Célèbre cinéaste français ayant largement marqué son époque grâce à un style et une approche du médium toute personnelle, Jacques Tati a consacré dans ses premières œuvres une part non négligeable à la représentation de l’enfance. Né le 9 Octobre 1907 au Pecq près de Saint Germain en Laye, Jacques Tatischeff est le fils d’un cadreur et petit-fils d’un attaché à l’ambassade de Russie, et a très tôt été marqué et attiré par la liberté qu’offrait le monde de l’imaginaire. Ainsi, son enfance a été parsemée d’évènements marquants et d’anecdotes qui nourriront le futur artiste. Entre de troublantes et fortes impressions (un spectacle anglais de Music Hall mettant en scène le nain Little Tich qu’il n’aura de cesse de vanter, ou la vision un jour de vacances d’un père qu’il perçoit soudain comme un étranger) et une audace merveilleuse (lors d’un cours d’anglais, Tati profite de ce qui lui est demandé, ouvrir et fermer une porte, pour aller s’aérer sur le boulevard St Germain et fertiliser l’imagination de ses petits camarades qui lui prêteront alors les aventures les plus folles), Tati, alors décrit comme un grand rêveur nonchalant à l’inverse d’une sœur énergique, va bientôt comprendre que l’entreprise familiale est pour lui une impasse et prendre le chemin du théâtre.

Mais il n’aura cependant de cesse de repenser à ce passé riche d’anecdotes, entre celle, très graphique, d’un enfant de cœur ayant mis le feu à l’autel d’une cérémonie dominicale, l’assistance courrant dans tous les sens, ou une autre, tirée d’un reportage des années vingt qu’il affectionne tout particulièrement, alors qu’une petite fille offre un bouquet de fleurs au président de l’époque : « Il avait son chapeau à la main, et pour prendre les fleurs, il le donnait à son chargé de mission qui, du coup, se retrouvait avec un chapeau dans chaque main. Le cameraman, impitoyable, avait cadré le chargé de mission cherchant dans le couvre chef présidentiel le nom du chapelier ». C’est ce genre de petits détails a priori anodins qui ont fait la force d’un Tati très porté sur l’observation tandis qu’effacé devant son travail, l’auteur tentera de stimuler cet instinct chez son spectateur. Une science de l’observation toute particulière, donc, à la fois tendre et comique, qui à poussé l’homme à s’intéresser à la science du septième art et à apporter sa pierre à un cinéma familial bon enfant et toujours de bon ton.

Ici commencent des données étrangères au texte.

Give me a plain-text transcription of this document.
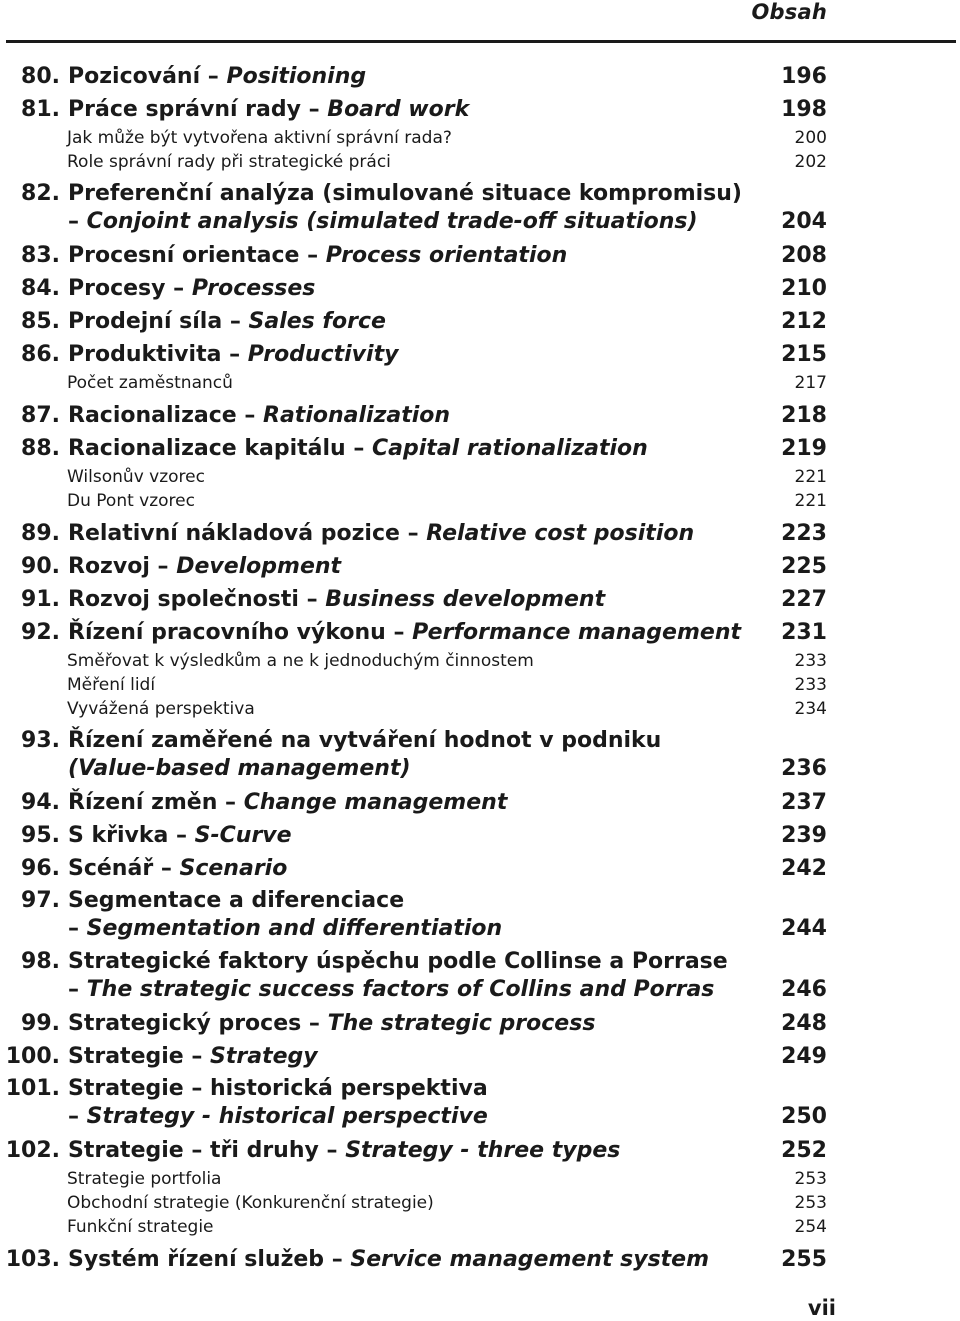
Obsah
80. Pozicování – Positioning	196
81. Práce správní rady – Board work	198
Jak může být vytvořena aktivní správní rada?	200
Role správní rady při strategické práci	202
82. Preferenční analýza (simulované situace kompromisu)
– Conjoint analysis (simulated trade-off situations)	204
83. Procesní orientace – Process orientation	208
84. Procesy – Processes	210
85. Prodejní síla – Sales force	212
86. Produktivita – Productivity	215
Počet zaměstnanců	217
87. Racionalizace – Rationalization	218
88. Racionalizace kapitálu – Capital rationalization	219
Wilsonův vzorec	221
Du Pont vzorec	221
89. Relativní nákladová pozice – Relative cost position	223
90. Rozvoj – Development	225
91. Rozvoj společnosti – Business development	227
92. Řízení pracovního výkonu – Performance management	231
Směřovat k výsledkům a ne k jednoduchým činnostem	233
Měření lidí	233
Vyvážená perspektiva	234
93. Řízení zaměřené na vytváření hodnot v podniku
(Value-based management)	236
94. Řízení změn – Change management	237
95. S křivka – S-Curve	239
96. Scénář – Scenario	242
97. Segmentace a diferenciace
– Segmentation and differentiation	244
98. Strategické faktory úspěchu podle Collinse a Porrase
– The strategic success factors of Collins and Porras	246
99. Strategický proces – The strategic process	248
100. Strategie – Strategy	249
101. Strategie – historická perspektiva
– Strategy - historical perspective	250
102. Strategie – tři druhy – Strategy - three types	252
Strategie portfolia	253
Obchodní strategie (Konkurenční strategie)	253
Funkční strategie	254
103. Systém řízení služeb – Service management system	255
vii
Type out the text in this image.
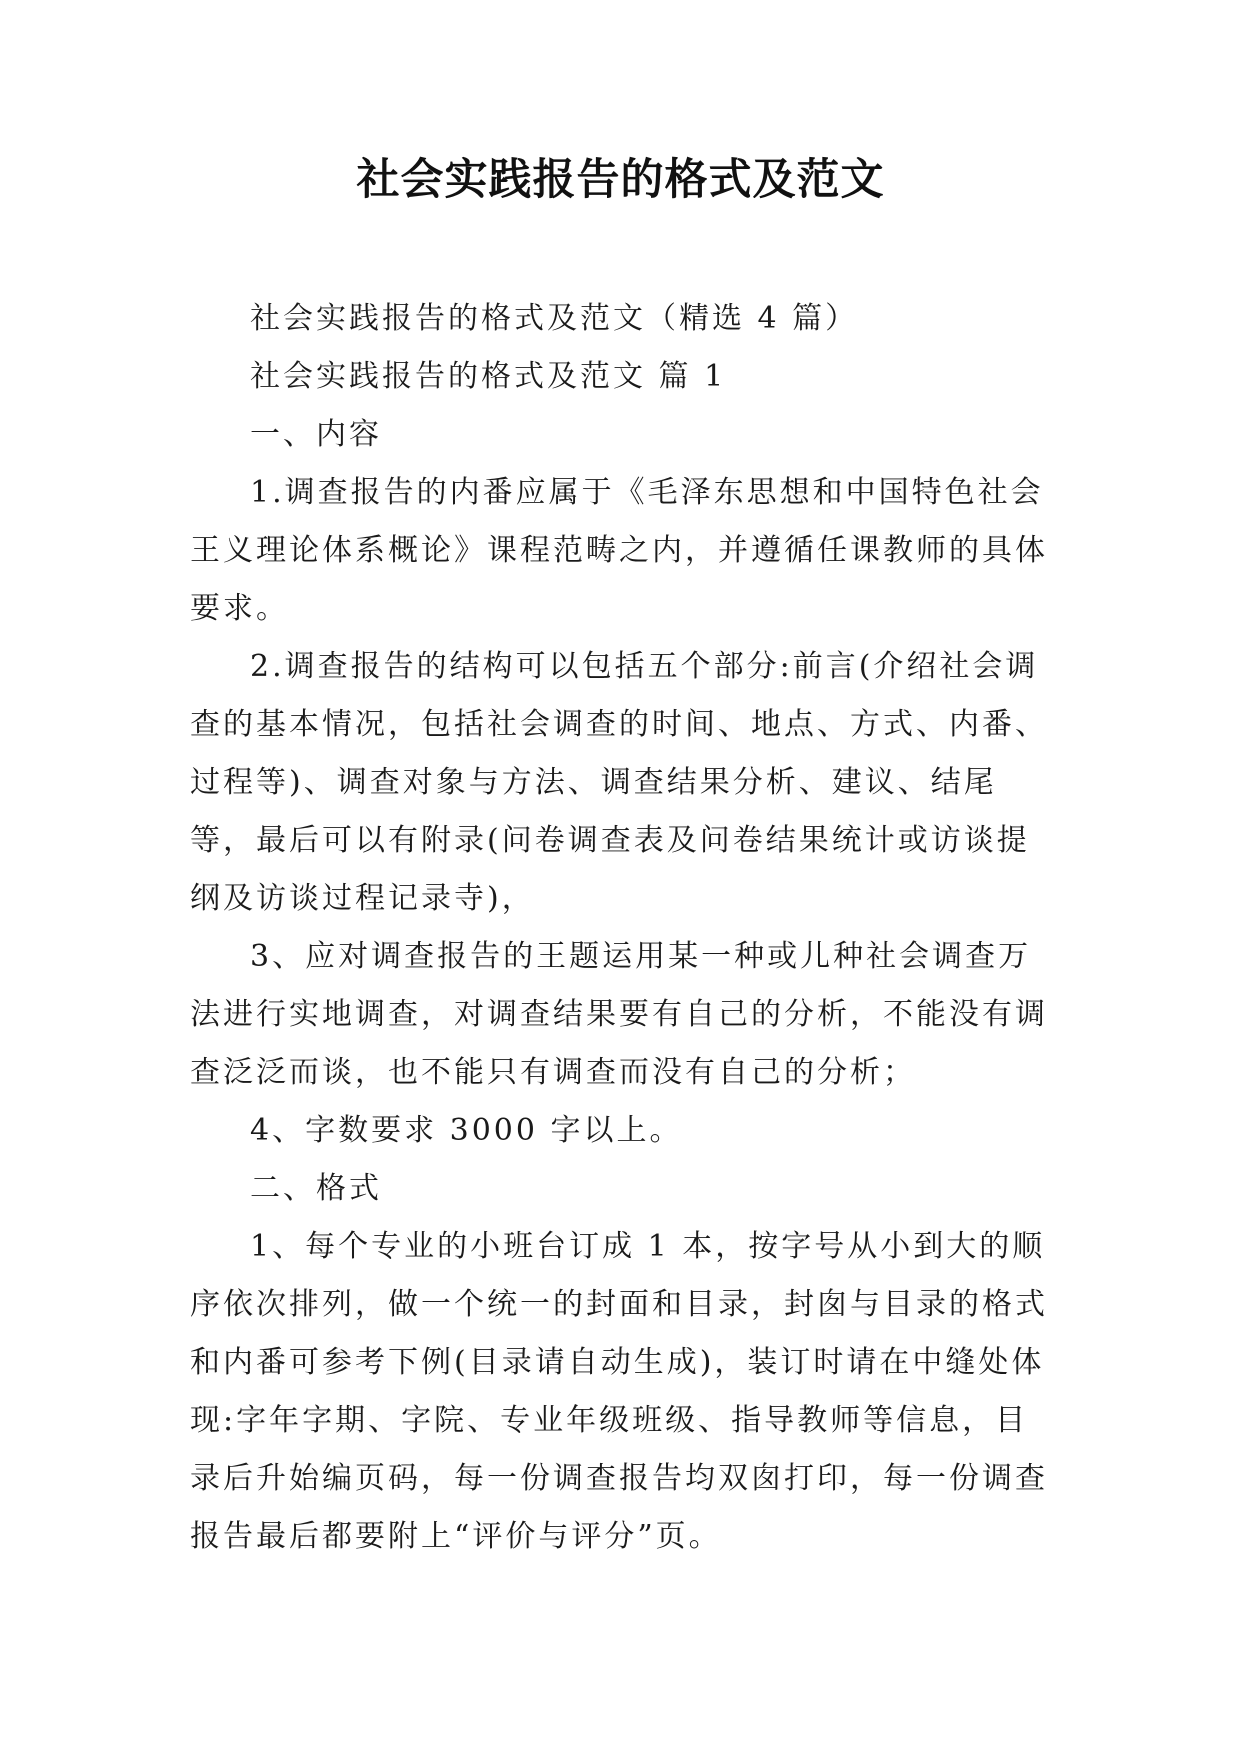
社会实践报告的格式及范文

社会实践报告的格式及范文（精选 4 篇）

社会实践报告的格式及范文 篇 1

一、内容

1.调查报告的内番应属于《毛泽东思想和中国特色社会王义理论体系概论》课程范畴之内，并遵循任课教师的具体要求。

2.调查报告的结构可以包括五个部分:前言(介绍社会调查的基本情况，包括社会调查的时间、地点、方式、内番、过程等)、调查对象与方法、调查结果分析、建议、结尾等，最后可以有附录(问卷调查表及问卷结果统计或访谈提纲及访谈过程记录寺)，

3、应对调查报告的王题运用某一种或儿种社会调查万法进行实地调查，对调查结果要有自己的分析，不能没有调查泛泛而谈，也不能只有调查而没有自己的分析；

4、字数要求 3000 字以上。

二、格式

1、每个专业的小班台订成 1 本，按字号从小到大的顺序依次排列，做一个统一的封面和目录，封囱与目录的格式和内番可参考下例(目录请自动生成)，装订时请在中缝处体现:字年字期、字院、专业年级班级、指导教师等信息，目录后升始编页码，每一份调查报告均双囱打印，每一份调查报告最后都要附上“评价与评分”页。
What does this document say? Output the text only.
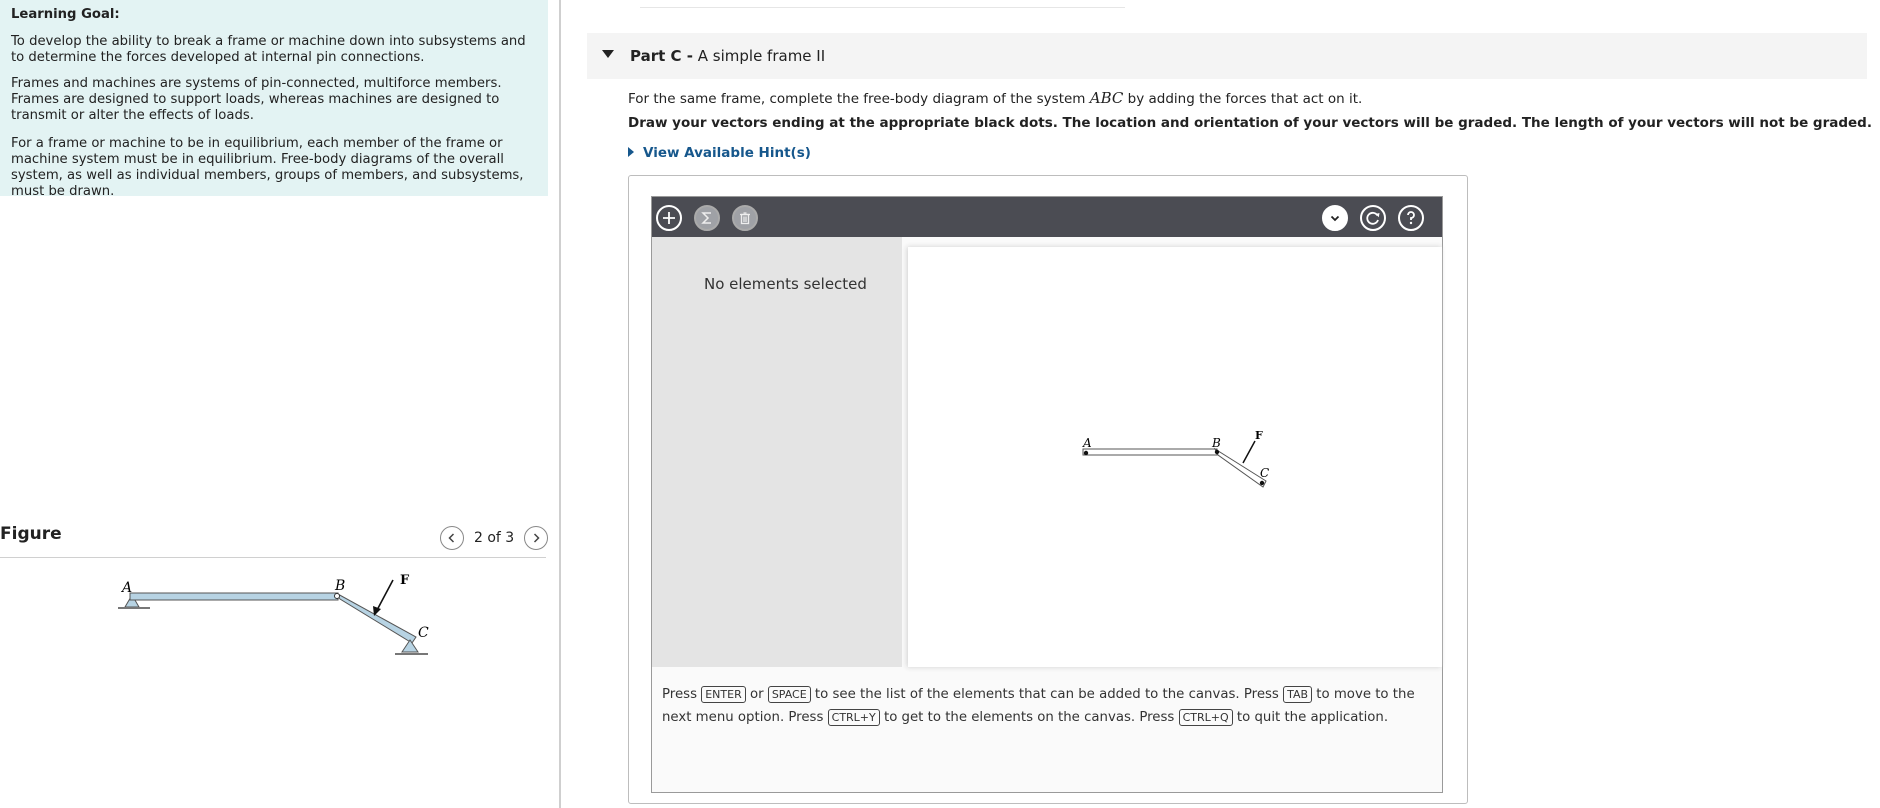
Learning Goal:

To develop the ability to break a frame or machine down into subsystems and to determine the forces developed at internal pin connections.

Frames and machines are systems of pin-connected, multiforce members. Frames are designed to support loads, whereas machines are designed to transmit or alter the effects of loads.

For a frame or machine to be in equilibrium, each member of the frame or machine system must be in equilibrium. Free-body diagrams of the overall system, as well as individual members, groups of members, and subsystems, must be drawn.

Figure	2 of 3
A	B	F
C
Part C - A simple frame II
For the same frame, complete the free-body diagram of the system ABC by adding the forces that act on it.
Draw your vectors ending at the appropriate black dots. The location and orientation of your vectors will be graded. The length of your vectors will not be graded.
View Available Hint(s)
No elements selected
A	B
F
C
Press ENTER or SPACE to see the list of the elements that can be added to the canvas. Press TAB to move to the next menu option. Press CTRL+Y to get to the elements on the canvas. Press CTRL+Q to quit the application.
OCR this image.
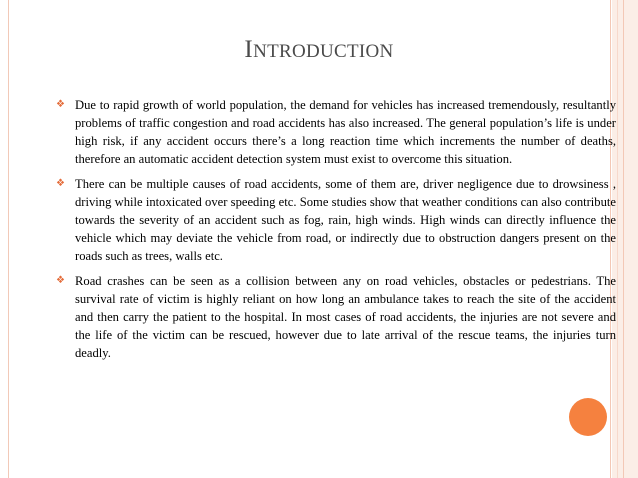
INTRODUCTION
❖ Due to rapid growth of world population, the demand for vehicles has increased tremendously, resultantly problems of traffic congestion and road accidents has also increased. The general population’s life is under high risk, if any accident occurs there’s a long reaction time which increments the number of deaths, therefore an automatic accident detection system must exist to overcome this situation.
❖ There can be multiple causes of road accidents, some of them are, driver negligence due to drowsiness , driving while intoxicated over speeding etc. Some studies show that weather conditions can also contribute towards the severity of an accident such as fog, rain, high winds. High winds can directly influence the vehicle which may deviate the vehicle from road, or indirectly due to obstruction dangers present on the roads such as trees, walls etc.
❖ Road crashes can be seen as a collision between any on road vehicles, obstacles or pedestrians. The survival rate of victim is highly reliant on how long an ambulance takes to reach the site of the accident and then carry the patient to the hospital. In most cases of road accidents, the injuries are not severe and the life of the victim can be rescued, however due to late arrival of the rescue teams, the injuries turn deadly.
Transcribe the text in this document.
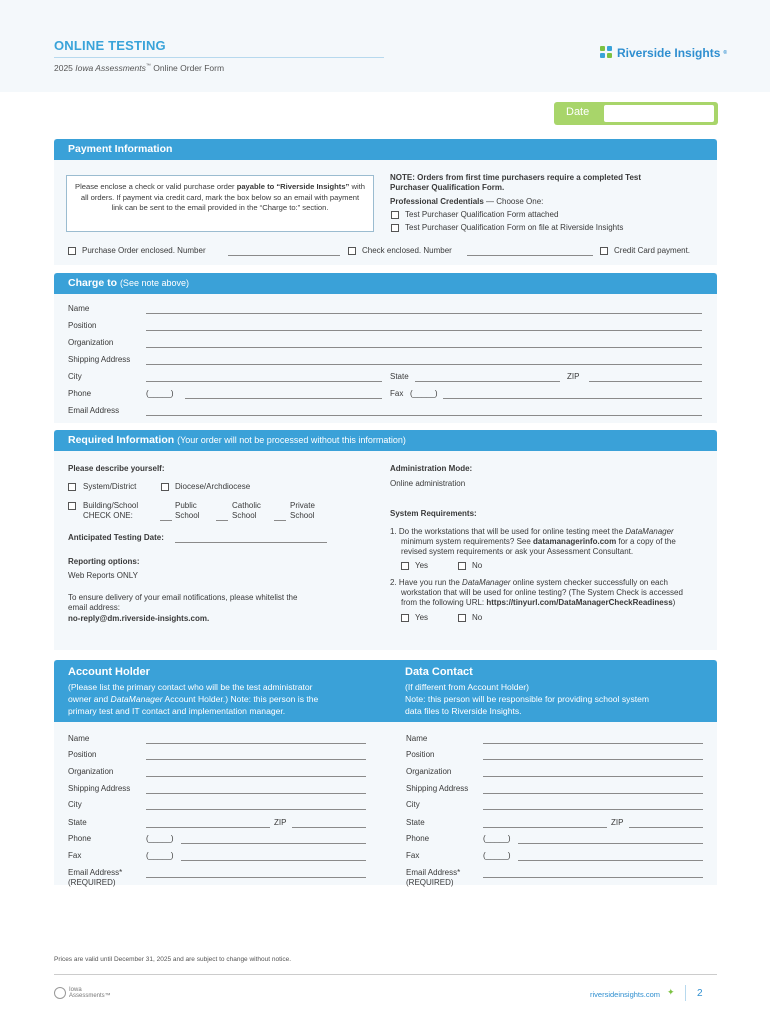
ONLINE TESTING
2025 Iowa Assessments™ Online Order Form
Riverside Insights ®
Date
Payment Information
Please enclose a check or valid purchase order payable to “Riverside Insights” with all orders. If payment via credit card, mark the box below so an email with payment link can be sent to the email provided in the “Charge to:” section.
NOTE: Orders from first time purchasers require a completed Test Purchaser Qualification Form.
Professional Credentials — Choose One:
Test Purchaser Qualification Form attached
Test Purchaser Qualification Form on file at Riverside Insights
Purchase Order enclosed. Number	Check enclosed. Number	Credit Card payment.
Charge to (See note above)
Name
Position
Organization
Shipping Address
City	State	ZIP
Phone	(_____)	Fax (_____)
Email Address
Required Information (Your order will not be processed without this information)
Please describe yourself:
System/District	Diocese/Archdiocese
Building/School
CHECK ONE:
Public
School
Catholic
School
Private
School
Anticipated Testing Date:
Reporting options:
Web Reports ONLY
To ensure delivery of your email notifications, please whitelist the
email address:
no-reply@dm.riverside-insights.com.
Administration Mode:
Online administration
System Requirements:
1. Do the workstations that will be used for online testing meet the DataManager
minimum system requirements? See datamanagerinfo.com for a copy of the
revised system requirements or ask your Assessment Consultant.
Yes	No
2. Have you run the DataManager online system checker successfully on each
workstation that will be used for online testing? (The System Check is accessed
from the following URL: https://tinyurl.com/DataManagerCheckReadiness)
Yes	No
Account Holder
(Please list the primary contact who will be the test administrator
owner and DataManager Account Holder.) Note: this person is the
primary test and IT contact and implementation manager.
Data Contact
(If different from Account Holder)
Note: this person will be responsible for providing school system
data files to Riverside Insights.
Name
Position
Organization
Shipping Address
City
State	ZIP
Phone	(_____)
Fax	(_____)
Email Address*
(REQUIRED)
Name
Position
Organization
Shipping Address
City
State	ZIP
Phone	(_____)
Fax	(_____)
Email Address*
(REQUIRED)
Prices are valid until December 31, 2025 and are subject to change without notice.
Iowa
Assessments™	riversideinsights.com ✦ 2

« Il n’y a que les enfants qui comprennent mes films, il n’y a qu’eux qui savent voir ». On pourrait voir dans cette phrase une des raisons pour lesquelles ces derniers se retrouvent ainsi systématiquement en bonne place dans les premières œuvres de l’artiste. Déjà, dans le court métrage
Soigne ton gauche qu’il scénarise et interprète sous la direction de René Clément, Tati se met en scène dans la peau d’un paysan apprenti boxeur que les enfants du quartier encensent, seule foule espiègle et incontrôlable tandis que l’ahuri se fera vite remettre les pendules à l’heure par un fort symbole matriarcal. Mais il en faudra plus pour calmer la marmaille grouillante tandis qu’après un
Jour de Fête flamboyant (1949) prenant place lors d’une fête foraine toute familiale s’achevant sur un passage de flambeau à la nouvelle génération (un enfant reprend lors de l’ultime séquence, les oripeaux du facteur incarné par Tati), le metteur en scène inventera le personnage de Monsieur Hulot, à la fois avatar personnel et représentation évoluée d’une innocence et d’une naïveté chère à l’auteur.